We filmed in France and I had given birth to Annie 7 weeks before we started preparing for the film. For the first time in my life, I had these great breasts. It’ll never happen again, but for one brief, shining season, I had the most incredible breasts. James Acheson, the costume designer… …I just loved it because they pushed my breasts up and made me have cleavage. I guess I should be saying something more intellectual about the film, but I just remembered how great it felt to have those breasts. -Close in a 1996 interview
It was tough for me to decide, but Close (then 41 y.o.) was the most fascinating of the characters. Close (who didn’t appear in the movies until she was already 35 y.o.) and Malkovich (who comes from the theater like Close) make a strong duo; they have fantastic chemistry together. Close came up w/ her character’s final scene- wow! Director Stephen Frears gave her the line: “her soul was on her face,” Close thought for a minute and stated: “I know how to show that.” The score (which flows perfectly w/ the story) was composed by George Fenton; we also hear the music of Bach, Handel, and Vivaldi. I think the music will really carry the viewer away! Speaking of which, I learned that Malkovich (35 y.o.) and Pfeiffer (30 y.o.) had an affair during the filming; his wife (actress Glenne Headley) filed for divorce soonafter.
 The first thing that strikes you is how well the film is lit and shot. The period locations and costumes are visually sumptuous and perfect. Better yet, the acting entirely matches the skill of the direction that takes its method from the theatre – emotions are conveyed by expression and not dialogue. Glenn Close gives her best performance on celluloid as the scheming Madame de Merteuil, amorally hellbent on bending everyone to her will, no matter the method or the cost, and John Malkovitch is her perfect foil as the cynical hedonistic but world-weary Valmont. Michelle Pfeiffer engages our empathy as the tortured and manipulated target of Malkovitch’s desire and Close’s plotting.
 Stephen Frears, in his American film debut, creates a lush visage of restrained yet swooning passions, icy stares, and hushed, measured speeches against the backdrop of the Ile-de-France…

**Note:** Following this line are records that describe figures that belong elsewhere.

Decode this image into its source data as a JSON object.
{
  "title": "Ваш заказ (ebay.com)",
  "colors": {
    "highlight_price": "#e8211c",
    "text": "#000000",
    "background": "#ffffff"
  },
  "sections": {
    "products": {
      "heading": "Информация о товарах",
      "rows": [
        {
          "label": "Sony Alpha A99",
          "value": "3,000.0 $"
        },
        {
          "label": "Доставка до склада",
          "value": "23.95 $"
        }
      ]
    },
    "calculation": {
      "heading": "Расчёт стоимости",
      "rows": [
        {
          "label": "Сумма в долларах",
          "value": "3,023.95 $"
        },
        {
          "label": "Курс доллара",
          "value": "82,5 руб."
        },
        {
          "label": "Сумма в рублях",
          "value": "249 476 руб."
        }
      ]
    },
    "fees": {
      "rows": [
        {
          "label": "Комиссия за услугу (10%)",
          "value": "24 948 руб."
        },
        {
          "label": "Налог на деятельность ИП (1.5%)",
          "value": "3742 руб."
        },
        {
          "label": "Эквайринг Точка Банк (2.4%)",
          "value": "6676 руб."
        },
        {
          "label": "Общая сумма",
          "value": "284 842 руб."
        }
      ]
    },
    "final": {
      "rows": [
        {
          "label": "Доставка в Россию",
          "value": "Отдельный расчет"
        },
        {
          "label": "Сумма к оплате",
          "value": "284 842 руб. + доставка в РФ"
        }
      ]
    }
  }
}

The dark comedy that pins two bored aristocrats against each other as they play God with other people’s lives without realizing the devastating consequences that will result from this has been the stuff of legend and allure. Glenn Close, John Malkovich, and Michelle Pfeiffer all are beyond awards in their exacting and multidimensional portrayals of three very different people caught in a web of deceit. However the star of this adaptation has to be Christopher Hampton who immortalizes Laclos’ vision in a subtle, yet powerful story filled with subtext and restrained cruelty.